The pilot flying on a clear day faced with this minor problem may rank the open cabin door as a low risk. What about the pilot on an IFR climb out in IMC conditions with light intermittent turbulence in rain who is receiving an amended clearance from ATC? The open cabin door now becomes a higher risk factor. The problem has not changed, but the perception of risk a pilot assigns it changes because of the multitude of ongoing tasks and the environment. Experience, discipline, awareness, and knowledge influences how a pilot ranks a problem.

After the problem has been identified and its impact estimated, the pilot must determine the desirable outcome and choose a course of action. In the case of the multiengine pilot given the simulated failed engine, the desired objective is to safely land the airplane.

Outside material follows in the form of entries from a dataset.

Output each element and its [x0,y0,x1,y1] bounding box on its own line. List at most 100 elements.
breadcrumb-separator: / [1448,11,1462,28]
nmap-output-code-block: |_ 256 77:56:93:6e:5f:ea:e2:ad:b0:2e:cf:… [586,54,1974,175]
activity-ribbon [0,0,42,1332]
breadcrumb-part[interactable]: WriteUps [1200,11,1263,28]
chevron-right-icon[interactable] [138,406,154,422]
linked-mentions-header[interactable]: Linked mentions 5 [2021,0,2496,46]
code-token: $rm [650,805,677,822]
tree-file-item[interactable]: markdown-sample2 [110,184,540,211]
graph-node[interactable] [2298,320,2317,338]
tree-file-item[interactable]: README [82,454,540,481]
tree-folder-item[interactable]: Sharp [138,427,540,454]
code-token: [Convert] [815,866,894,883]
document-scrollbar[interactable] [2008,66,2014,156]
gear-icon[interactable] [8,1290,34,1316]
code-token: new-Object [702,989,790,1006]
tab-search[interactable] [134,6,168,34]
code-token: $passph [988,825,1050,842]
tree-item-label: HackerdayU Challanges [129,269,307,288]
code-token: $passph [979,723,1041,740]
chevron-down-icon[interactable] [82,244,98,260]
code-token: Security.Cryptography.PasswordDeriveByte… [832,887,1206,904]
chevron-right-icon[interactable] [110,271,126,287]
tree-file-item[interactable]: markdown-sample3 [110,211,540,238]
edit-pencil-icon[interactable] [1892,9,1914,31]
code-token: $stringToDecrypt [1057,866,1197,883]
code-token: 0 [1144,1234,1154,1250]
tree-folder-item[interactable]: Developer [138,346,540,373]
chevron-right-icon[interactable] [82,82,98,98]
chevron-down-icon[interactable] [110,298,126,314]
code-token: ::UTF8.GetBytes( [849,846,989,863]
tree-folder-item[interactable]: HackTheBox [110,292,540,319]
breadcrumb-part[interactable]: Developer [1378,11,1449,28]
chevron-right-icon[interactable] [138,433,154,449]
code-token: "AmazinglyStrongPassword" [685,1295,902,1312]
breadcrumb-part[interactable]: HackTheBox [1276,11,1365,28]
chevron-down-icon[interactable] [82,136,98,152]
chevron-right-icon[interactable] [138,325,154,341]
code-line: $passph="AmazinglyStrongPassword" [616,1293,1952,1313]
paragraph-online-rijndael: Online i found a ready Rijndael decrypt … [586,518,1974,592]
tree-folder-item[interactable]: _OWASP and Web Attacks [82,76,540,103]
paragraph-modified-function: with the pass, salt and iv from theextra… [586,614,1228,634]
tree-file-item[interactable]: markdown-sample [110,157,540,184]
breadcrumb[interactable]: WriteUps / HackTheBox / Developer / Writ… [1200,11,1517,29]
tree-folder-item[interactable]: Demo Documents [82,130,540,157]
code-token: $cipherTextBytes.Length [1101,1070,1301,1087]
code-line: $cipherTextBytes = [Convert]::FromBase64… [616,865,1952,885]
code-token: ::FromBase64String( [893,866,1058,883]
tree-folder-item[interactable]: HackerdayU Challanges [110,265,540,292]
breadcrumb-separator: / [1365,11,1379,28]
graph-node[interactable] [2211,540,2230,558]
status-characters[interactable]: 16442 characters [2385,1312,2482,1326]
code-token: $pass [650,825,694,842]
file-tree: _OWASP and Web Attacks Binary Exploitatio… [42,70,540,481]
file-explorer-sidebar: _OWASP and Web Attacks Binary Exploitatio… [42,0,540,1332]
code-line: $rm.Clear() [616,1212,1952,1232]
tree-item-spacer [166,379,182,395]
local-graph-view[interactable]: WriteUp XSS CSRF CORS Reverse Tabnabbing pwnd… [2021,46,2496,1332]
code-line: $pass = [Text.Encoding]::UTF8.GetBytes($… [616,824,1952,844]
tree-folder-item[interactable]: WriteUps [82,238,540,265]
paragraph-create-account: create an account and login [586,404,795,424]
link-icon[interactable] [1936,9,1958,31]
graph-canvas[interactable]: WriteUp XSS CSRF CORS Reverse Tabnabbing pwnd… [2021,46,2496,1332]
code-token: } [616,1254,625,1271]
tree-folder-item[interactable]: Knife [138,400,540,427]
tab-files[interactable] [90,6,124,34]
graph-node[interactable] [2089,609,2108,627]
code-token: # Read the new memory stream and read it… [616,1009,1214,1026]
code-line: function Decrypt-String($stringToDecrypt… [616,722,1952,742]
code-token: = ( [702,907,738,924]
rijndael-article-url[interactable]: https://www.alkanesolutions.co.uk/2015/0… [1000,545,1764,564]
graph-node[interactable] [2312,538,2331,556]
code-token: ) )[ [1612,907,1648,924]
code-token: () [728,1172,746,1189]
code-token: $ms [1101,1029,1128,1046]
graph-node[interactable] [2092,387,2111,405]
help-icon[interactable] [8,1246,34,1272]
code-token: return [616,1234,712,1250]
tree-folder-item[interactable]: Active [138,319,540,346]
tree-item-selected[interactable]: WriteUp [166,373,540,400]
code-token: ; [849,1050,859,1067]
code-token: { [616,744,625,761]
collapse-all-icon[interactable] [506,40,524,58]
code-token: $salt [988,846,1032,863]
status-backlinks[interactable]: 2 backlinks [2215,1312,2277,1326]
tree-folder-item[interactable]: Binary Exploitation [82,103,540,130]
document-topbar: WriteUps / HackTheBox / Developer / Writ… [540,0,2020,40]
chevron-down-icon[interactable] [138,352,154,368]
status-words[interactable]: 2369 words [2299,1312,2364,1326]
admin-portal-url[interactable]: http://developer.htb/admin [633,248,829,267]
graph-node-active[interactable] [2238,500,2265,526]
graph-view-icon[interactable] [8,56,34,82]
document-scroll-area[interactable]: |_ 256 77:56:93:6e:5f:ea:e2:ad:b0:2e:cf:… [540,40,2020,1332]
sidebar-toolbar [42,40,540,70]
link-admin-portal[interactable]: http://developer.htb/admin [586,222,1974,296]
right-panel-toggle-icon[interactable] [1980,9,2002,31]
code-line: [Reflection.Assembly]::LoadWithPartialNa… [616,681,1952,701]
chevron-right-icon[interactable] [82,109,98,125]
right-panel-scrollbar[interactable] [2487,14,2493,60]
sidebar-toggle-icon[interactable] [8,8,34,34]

The pilot formulates a plan that will take him or her to the objective. Sometimes, there may be only one course of action available. In the case of the engine failure already at 500 feet or below, the pilot solves the problem by identifying one or more solutions that lead to a successful outcome. It is important for the pilot not to become fixated on the process to the exclusion of making a decision.

Once pathways to resolution are identified, the pilot selects the most suitable one for the situation. The multiengine pilot given the simulated failed engine must now safely land the aircraft.

Finally, after implementing a solution, evaluate the decision to see if it was correct. If the action taken does not provide the desired results, the process may have to be repeated.